Il Consigliere comunale Nicola Moscato interviene sulla polemica in corso riguardante la sicurezza degli edifici scolastici di Isernia.

Moscato scrive su in post su Facebook

“Non sono un ingegnere ma faccio fatica a capire come delle aule scolastiche, che fino a ieri e per anni hanno accolto in modo impeccabile dei ragazzi delle scuole elementari, improvvisamente diventino “degli sgabuzzini” per dei bambini dell’asilo.

Non sono un ingegnere ma faccio fatica a capire come possa un bagno creato per un bambino delle elementari non essere a norma per uno dell’asilo.

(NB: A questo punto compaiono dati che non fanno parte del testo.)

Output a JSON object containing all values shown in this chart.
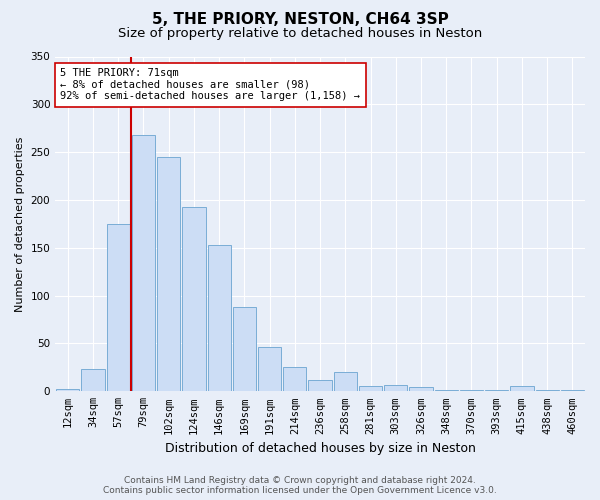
{
  "title1": "5, THE PRIORY, NESTON, CH64 3SP",
  "title2": "Size of property relative to detached houses in Neston",
  "xlabel": "Distribution of detached houses by size in Neston",
  "ylabel": "Number of detached properties",
  "categories": [
    "12sqm",
    "34sqm",
    "57sqm",
    "79sqm",
    "102sqm",
    "124sqm",
    "146sqm",
    "169sqm",
    "191sqm",
    "214sqm",
    "236sqm",
    "258sqm",
    "281sqm",
    "303sqm",
    "326sqm",
    "348sqm",
    "370sqm",
    "393sqm",
    "415sqm",
    "438sqm",
    "460sqm"
  ],
  "values": [
    2,
    23,
    175,
    268,
    245,
    193,
    153,
    88,
    46,
    25,
    12,
    20,
    6,
    7,
    4,
    1,
    1,
    1,
    6,
    1,
    1
  ],
  "bar_color": "#ccddf5",
  "bar_edge_color": "#7aadd6",
  "vline_x": 2.5,
  "vline_color": "#cc0000",
  "annotation_text": "5 THE PRIORY: 71sqm\n← 8% of detached houses are smaller (98)\n92% of semi-detached houses are larger (1,158) →",
  "annotation_box_color": "#ffffff",
  "annotation_box_edge": "#cc0000",
  "ylim": [
    0,
    350
  ],
  "yticks": [
    0,
    50,
    100,
    150,
    200,
    250,
    300,
    350
  ],
  "background_color": "#e8eef8",
  "grid_color": "#ffffff",
  "footer1": "Contains HM Land Registry data © Crown copyright and database right 2024.",
  "footer2": "Contains public sector information licensed under the Open Government Licence v3.0.",
  "title1_fontsize": 11,
  "title2_fontsize": 9.5,
  "xlabel_fontsize": 9,
  "ylabel_fontsize": 8,
  "tick_fontsize": 7.5,
  "annot_fontsize": 7.5,
  "footer_fontsize": 6.5
}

Potrei capirlo se fossero servizi igienico-sanitari destinati ad un adulto o ad un ragazzo di scuola superiore, ma questo mi risulta difficile.

Non sono ingegnere ma non capisco come un istituto dai livelli di sicurezza altissimi, considerato un autentico gioiellino, possa improvvisamente diventare inviso a buona parte della cittadinanza, stranamente nel momento in cui viene inaugurato un plesso nuovo.

Non sono ingegnere ma non capisco perché, all’indomani di importanti scosse di terremoto che hanno riguardato il Molise nei giorni scorsi e con buona parte degli edifici scolastici regionali non a norma, Isernia non tiri un sospiro di sollievo ad unanimità, sapendo che ogni bambino, dall’infanzia alle medie, ha un tetto sicuro durante le ore scolastiche e si continui fino all’ultimo a voler ostinatamente proporre soluzioni irrealizzabili, che sono state “ab origine” già vagliate (e scartate) per motivi tecnici, ampiamente spiegati in Consiglio Comunale.

Forse, per apprezzare il buono di oggi, bisognerebbe tutti insieme volgere un occhio al recentissimo passato, quando i bambini erano costretti a fare lezione in alcuni locali sopra una tipografia tra accertate esalazioni di gas radon”.